25. Their bodies were not of this world, nor were they subject to its dualistic illusory imaginations; but they were forms of pure intelligence and of a subtile and spiritual nature.
26. In the beginning of creation, there was no primordial act of any body, to fashion his form or frame of mind; but there existed the sole and self-existent Brahma only, who manifested himself in the form of the world (which is therefore a manifestation of the Deity himself, and is thence called tanmaya or full of the Divine essence).
27. As the great Brahmá and others, were the manifestations of the supreme Brahma in the beginning, so there have been many thousands more that were manifested from the same divine essence, which are known as pure intelligences, and superior orders of beings. (Such are the gods and angels and spirits of different denominations).
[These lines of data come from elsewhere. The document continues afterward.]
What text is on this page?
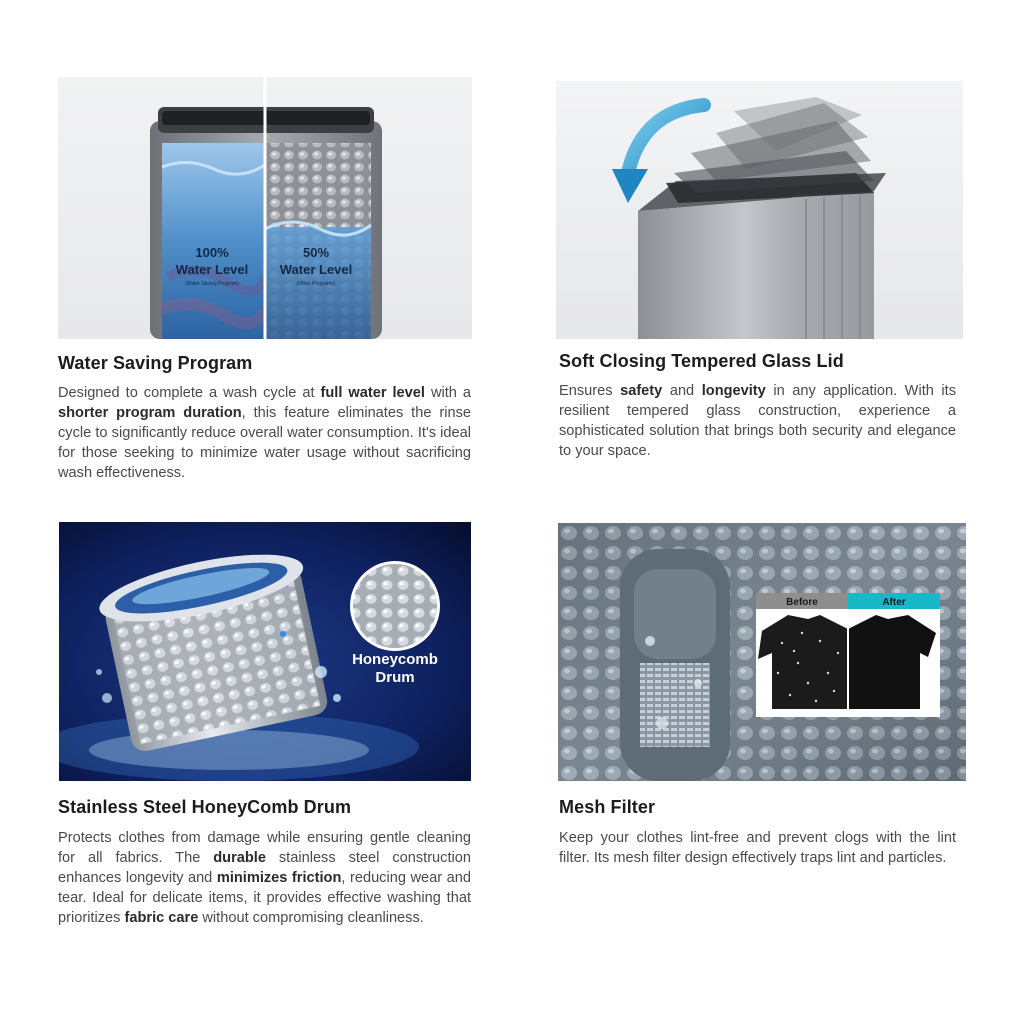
100%
Water Level
(Water Saving Program)
50%
Water Level
(Other Programs)
Water Saving Program
Designed to complete a wash cycle at full water level with a shorter program duration, this feature eliminates the rinse cycle to significantly reduce overall water consumption. It's ideal for those seeking to minimize water usage without sacrificing wash effectiveness.
Soft Closing Tempered Glass Lid
Ensures safety and longevity in any application. With its resilient tempered glass construction, experience a sophisticated solution that brings both security and elegance to your space.
Honeycomb
Drum
Stainless Steel HoneyComb Drum
Protects clothes from damage while ensuring gentle cleaning for all fabrics. The durable stainless steel construction enhances longevity and minimizes friction, reducing wear and tear. Ideal for delicate items, it provides effective washing that prioritizes fabric care without compromising cleanliness.
Before	After
Mesh Filter
Keep your clothes lint-free and prevent clogs with the lint filter. Its mesh filter design effectively traps lint and particles.
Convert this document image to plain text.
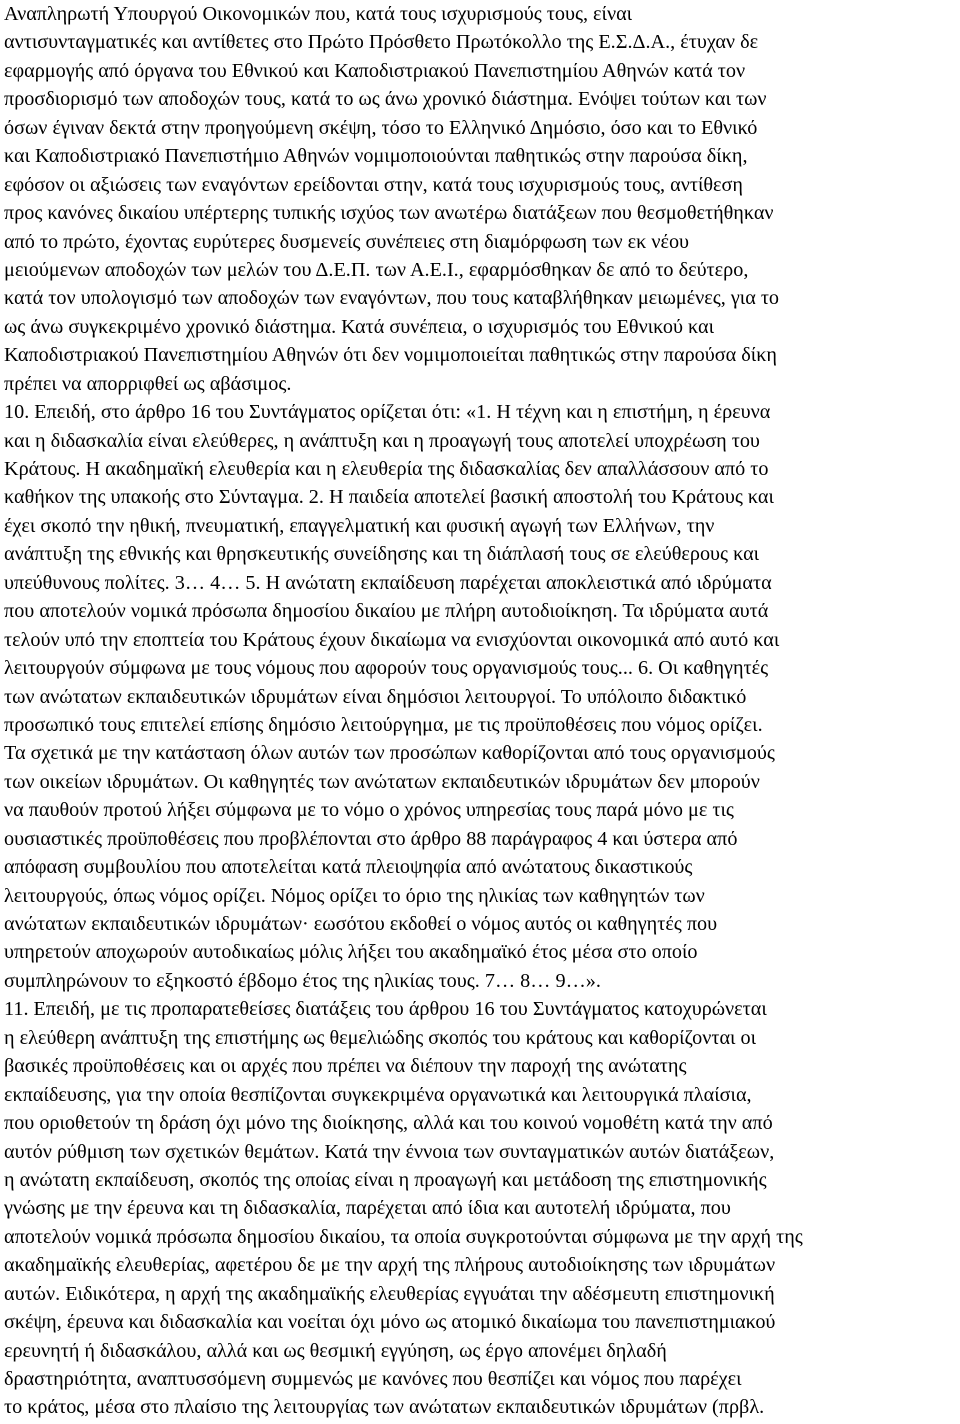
Αναπληρωτή Υπουργού Οικονομικών που, κατά τους ισχυρισμούς τους, είναι
αντισυνταγματικές και αντίθετες στο Πρώτο Πρόσθετο Πρωτόκολλο της Ε.Σ.Δ.Α., έτυχαν δε
εφαρμογής από όργανα του Εθνικού και Καποδιστριακού Πανεπιστημίου Αθηνών κατά τον
προσδιορισμό των αποδοχών τους, κατά το ως άνω χρονικό διάστημα. Ενόψει τούτων και των
όσων έγιναν δεκτά στην προηγούμενη σκέψη, τόσο το Ελληνικό Δημόσιο, όσο και το Εθνικό
και Καποδιστριακό Πανεπιστήμιο Αθηνών νομιμοποιούνται παθητικώς στην παρούσα δίκη,
εφόσον οι αξιώσεις των εναγόντων ερείδονται στην, κατά τους ισχυρισμούς τους, αντίθεση
προς κανόνες δικαίου υπέρτερης τυπικής ισχύος των ανωτέρω διατάξεων που θεσμοθετήθηκαν
από το πρώτο, έχοντας ευρύτερες δυσμενείς συνέπειες στη διαμόρφωση των εκ νέου
μειούμενων αποδοχών των μελών του Δ.Ε.Π. των Α.Ε.Ι., εφαρμόσθηκαν δε από το δεύτερο,
κατά τον υπολογισμό των αποδοχών των εναγόντων, που τους καταβλήθηκαν μειωμένες, για το
ως άνω συγκεκριμένο χρονικό διάστημα. Κατά συνέπεια, ο ισχυρισμός του Εθνικού και
Καποδιστριακού Πανεπιστημίου Αθηνών ότι δεν νομιμοποιείται παθητικώς στην παρούσα δίκη
πρέπει να απορριφθεί ως αβάσιμος.
10. Επειδή, στο άρθρο 16 του Συντάγματος ορίζεται ότι: «1. Η τέχνη και η επιστήμη, η έρευνα
και η διδασκαλία είναι ελεύθερες, η ανάπτυξη και η προαγωγή τους αποτελεί υποχρέωση του
Κράτους. Η ακαδημαϊκή ελευθερία και η ελευθερία της διδασκαλίας δεν απαλλάσσουν από το
καθήκον της υπακοής στο Σύνταγμα. 2. Η παιδεία αποτελεί βασική αποστολή του Κράτους και
έχει σκοπό την ηθική, πνευματική, επαγγελματική και φυσική αγωγή των Ελλήνων, την
ανάπτυξη της εθνικής και θρησκευτικής συνείδησης και τη διάπλασή τους σε ελεύθερους και
υπεύθυνους πολίτες. 3… 4… 5. Η ανώτατη εκπαίδευση παρέχεται αποκλειστικά από ιδρύματα
που αποτελούν νομικά πρόσωπα δημοσίου δικαίου με πλήρη αυτοδιοίκηση. Τα ιδρύματα αυτά
τελούν υπό την εποπτεία του Κράτους έχουν δικαίωμα να ενισχύονται οικονομικά από αυτό και
λειτουργούν σύμφωνα με τους νόμους που αφορούν τους οργανισμούς τους... 6. Οι καθηγητές
των ανώτατων εκπαιδευτικών ιδρυμάτων είναι δημόσιοι λειτουργοί. Το υπόλοιπο διδακτικό
προσωπικό τους επιτελεί επίσης δημόσιο λειτούργημα, με τις προϋποθέσεις που νόμος ορίζει.
Τα σχετικά με την κατάσταση όλων αυτών των προσώπων καθορίζονται από τους οργανισμούς
των οικείων ιδρυμάτων. Οι καθηγητές των ανώτατων εκπαιδευτικών ιδρυμάτων δεν μπορούν
να παυθούν προτού λήξει σύμφωνα με το νόμο ο χρόνος υπηρεσίας τους παρά μόνο με τις
ουσιαστικές προϋποθέσεις που προβλέπονται στο άρθρο 88 παράγραφος 4 και ύστερα από
απόφαση συμβουλίου που αποτελείται κατά πλειοψηφία από ανώτατους δικαστικούς
λειτουργούς, όπως νόμος ορίζει. Νόμος ορίζει το όριο της ηλικίας των καθηγητών των
ανώτατων εκπαιδευτικών ιδρυμάτων· εωσότου εκδοθεί ο νόμος αυτός οι καθηγητές που
υπηρετούν αποχωρούν αυτοδικαίως μόλις λήξει του ακαδημαϊκό έτος μέσα στο οποίο
συμπληρώνουν το εξηκοστό έβδομο έτος της ηλικίας τους. 7… 8… 9…».
11. Επειδή, με τις προπαρατεθείσες διατάξεις του άρθρου 16 του Συντάγματος κατοχυρώνεται
η ελεύθερη ανάπτυξη της επιστήμης ως θεμελιώδης σκοπός του κράτους και καθορίζονται οι
βασικές προϋποθέσεις και οι αρχές που πρέπει να διέπουν την παροχή της ανώτατης
εκπαίδευσης, για την οποία θεσπίζονται συγκεκριμένα οργανωτικά και λειτουργικά πλαίσια,
που οριοθετούν τη δράση όχι μόνο της διοίκησης, αλλά και του κοινού νομοθέτη κατά την από
αυτόν ρύθμιση των σχετικών θεμάτων. Κατά την έννοια των συνταγματικών αυτών διατάξεων,
η ανώτατη εκπαίδευση, σκοπός της οποίας είναι η προαγωγή και μετάδοση της επιστημονικής
γνώσης με την έρευνα και τη διδασκαλία, παρέχεται από ίδια και αυτοτελή ιδρύματα, που
αποτελούν νομικά πρόσωπα δημοσίου δικαίου, τα οποία συγκροτούνται σύμφωνα με την αρχή της
ακαδημαϊκής ελευθερίας, αφετέρου δε με την αρχή της πλήρους αυτοδιοίκησης των ιδρυμάτων
αυτών. Ειδικότερα, η αρχή της ακαδημαϊκής ελευθερίας εγγυάται την αδέσμευτη επιστημονική
σκέψη, έρευνα και διδασκαλία και νοείται όχι μόνο ως ατομικό δικαίωμα του πανεπιστημιακού
ερευνητή ή διδασκάλου, αλλά και ως θεσμική εγγύηση, ως έργο απονέμει δηλαδή
δραστηριότητα, αναπτυσσόμενη συμμενώς με κανόνες που θεσπίζει και νόμος που παρέχει
το κράτος, μέσα στο πλαίσιο της λειτουργίας των ανώτατων εκπαιδευτικών ιδρυμάτων (πρβλ.
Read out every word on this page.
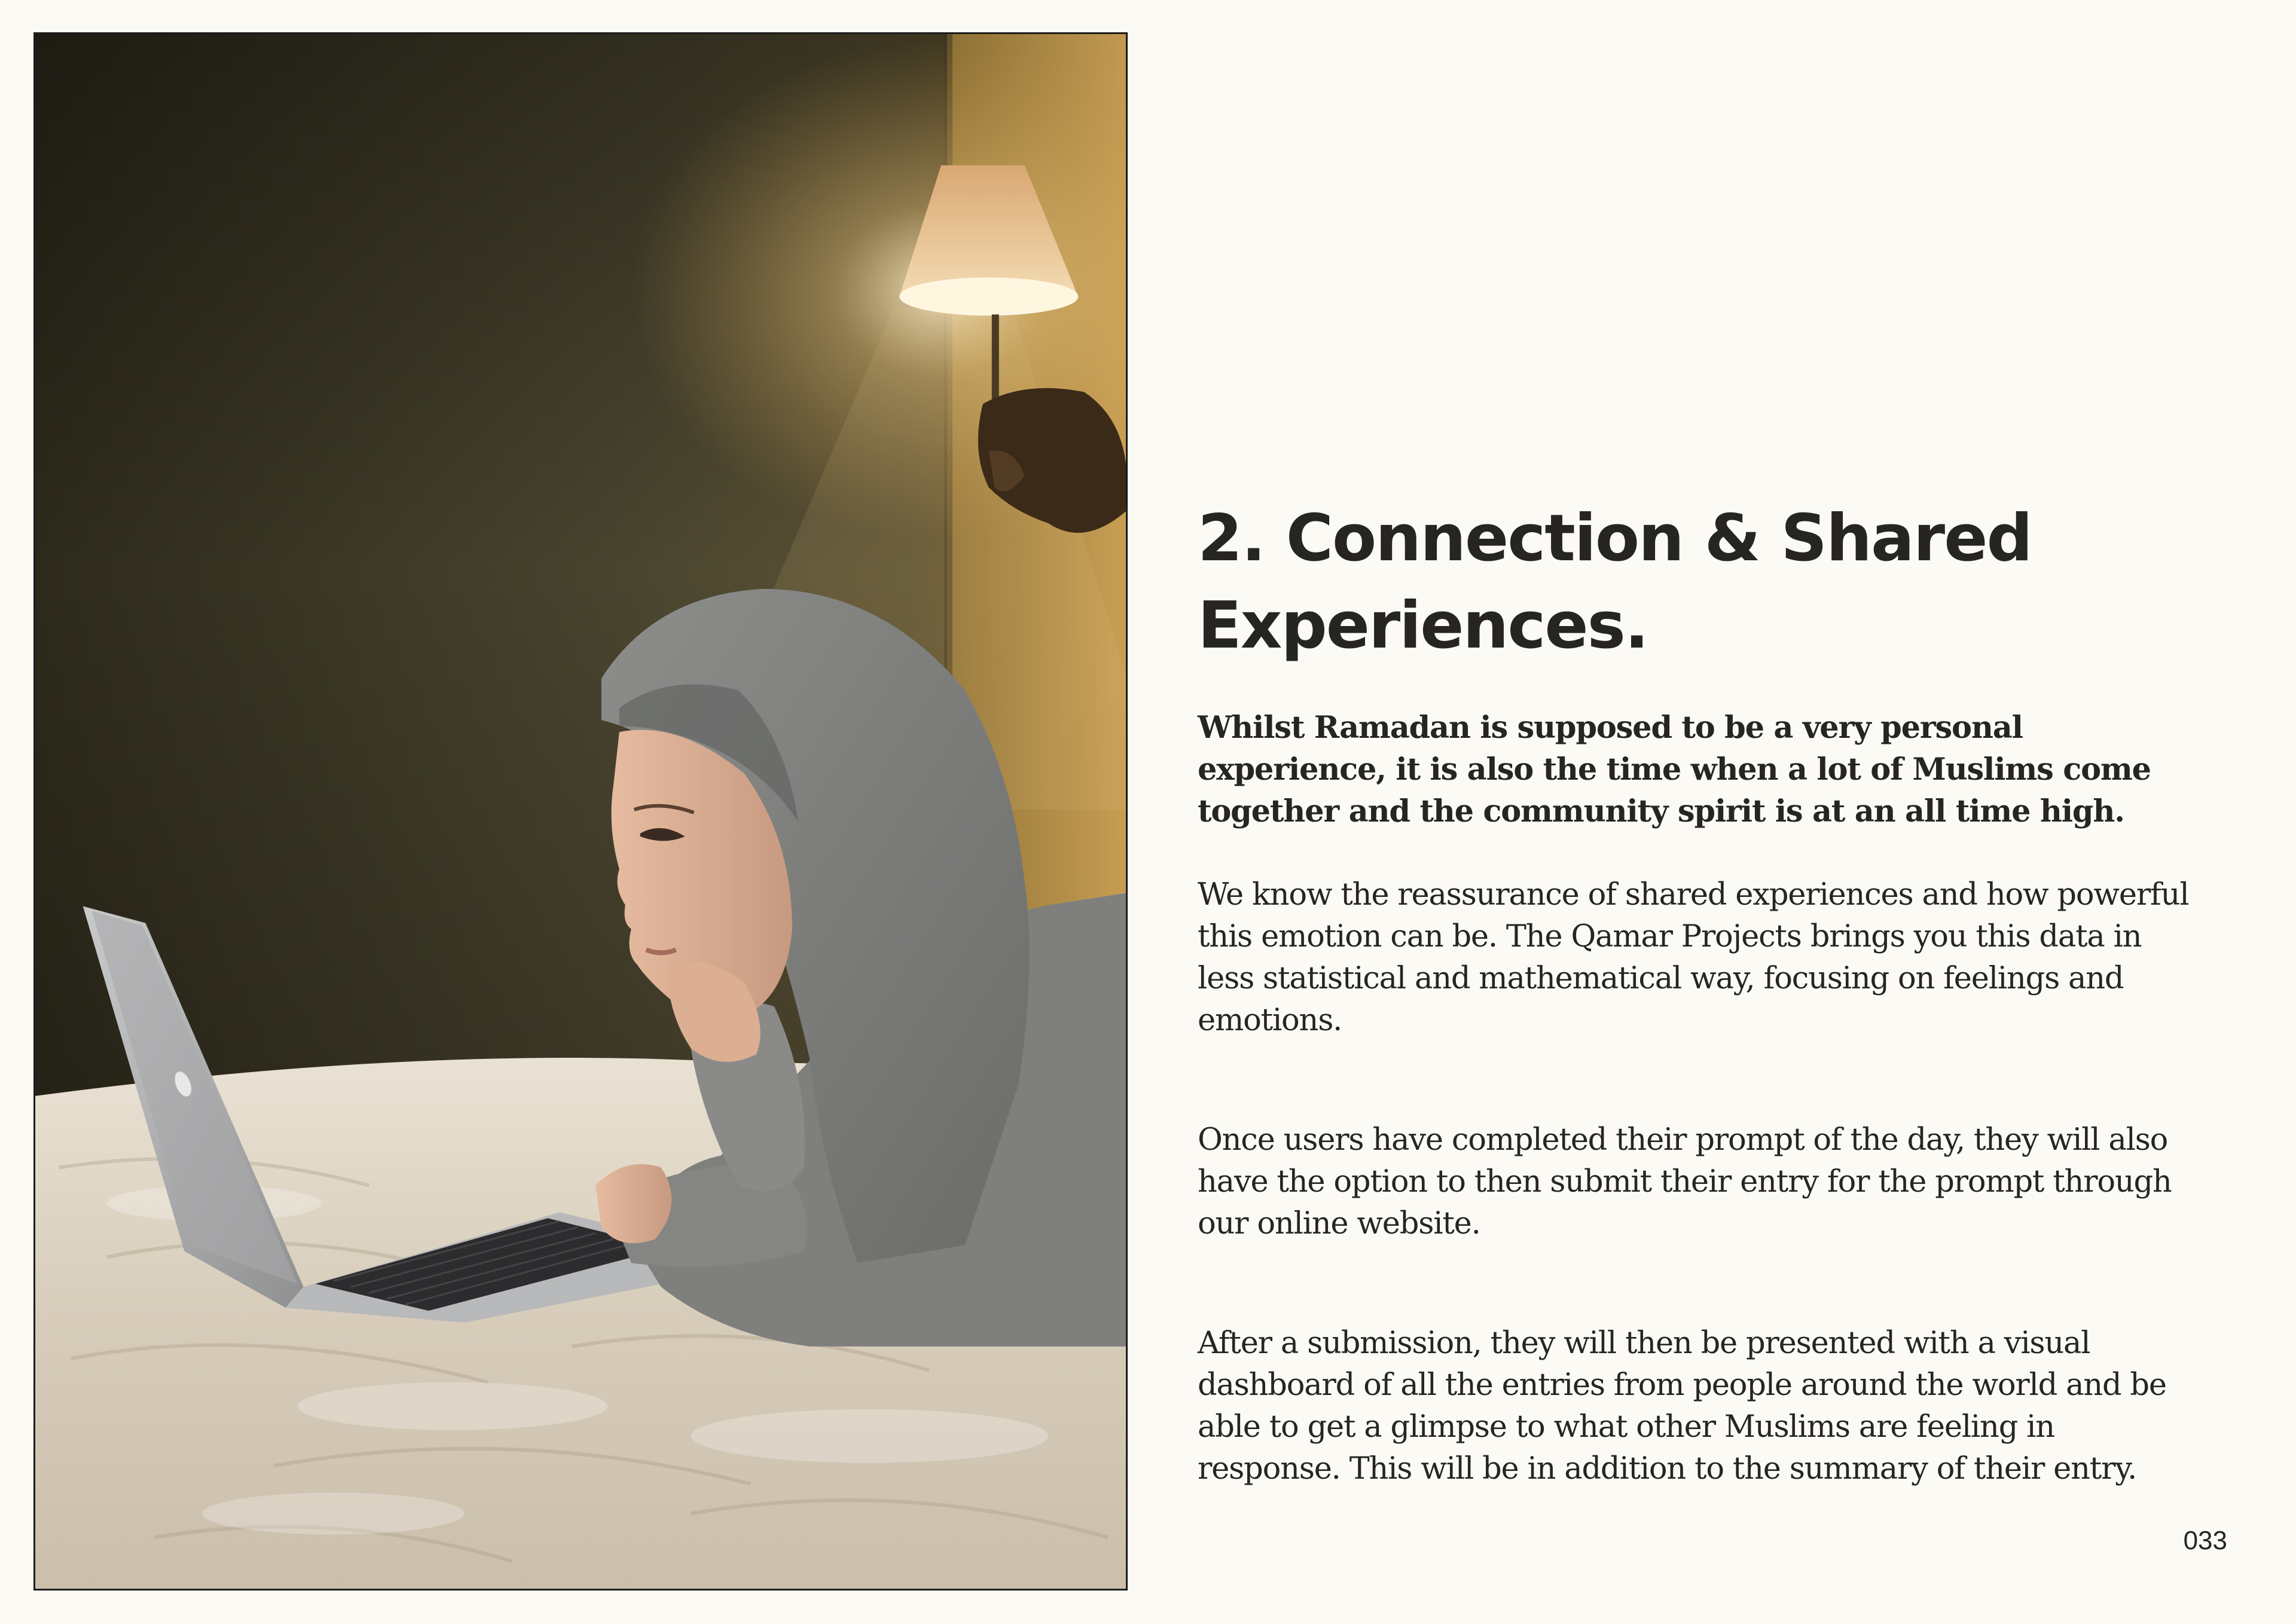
2. Connection & Shared
Experiences.

Whilst Ramadan is supposed to be a very personal experience, it is also the time when a lot of Muslims come together and the community spirit is at an all time high.

We know the reassurance of shared experiences and how powerful this emotion can be. The Qamar Projects brings you this data in less statistical and mathematical way, focusing on feelings and emotions.

Once users have completed their prompt of the day, they will also have the option to then submit their entry for the prompt through our online website.

After a submission, they will then be presented with a visual dashboard of all the entries from people around the world and be able to get a glimpse to what other Muslims are feeling in response. This will be in addition to the summary of their entry.

033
28. But these persons who are deluded by their ignorance of truth, to think themselves other than or apart from Brahma, and as dull and unintellectual beings, and as a distinct duality from the nature of God:—
29. They are seen to be born again the next time, in consequence of their past actions, and accompanied with the results of those acts, whereby they are confined in their unintellectual bodies, in order to lead their unspiritual lives, quite forgetful of their divine nature, and subjected to the false belief of their materiality.
30. But such as preserve the purity of their divine character, by thinking themselves as inseparable from the Divine soul, are known here as uncontaminated by their former acts, as the persons of the divine Brahmá, Vishnu and Siva or the holy trinity.
31. All those that know the true nature of the soul, remain with its purity in the spirit of God; but such as understand it in the light of the living spirit, live in themselves as detached from the Divine soul.
32. Whenever one knows himself as a mere living being, he is then certainly accompanied by his ignorance or avidyá; and the soul takes the name of the animal spirit or life, which is conversant only with the world wherein it is situated.
33. But as he comes to know in course of time, the true and divine nature of his soul, he is then reinstated in his real state and becomes one with the supreme soul of all.
34. As the fluidity of water exhibits itself in the form of whirlpools in some waters; so the divine intellect shows the in-existent world as existent, to those understandings which are ignorant of the nature of the supreme soul. (It is the nature of the omniscient mind, to picture in itself, the appearances of things that are not in actual existence).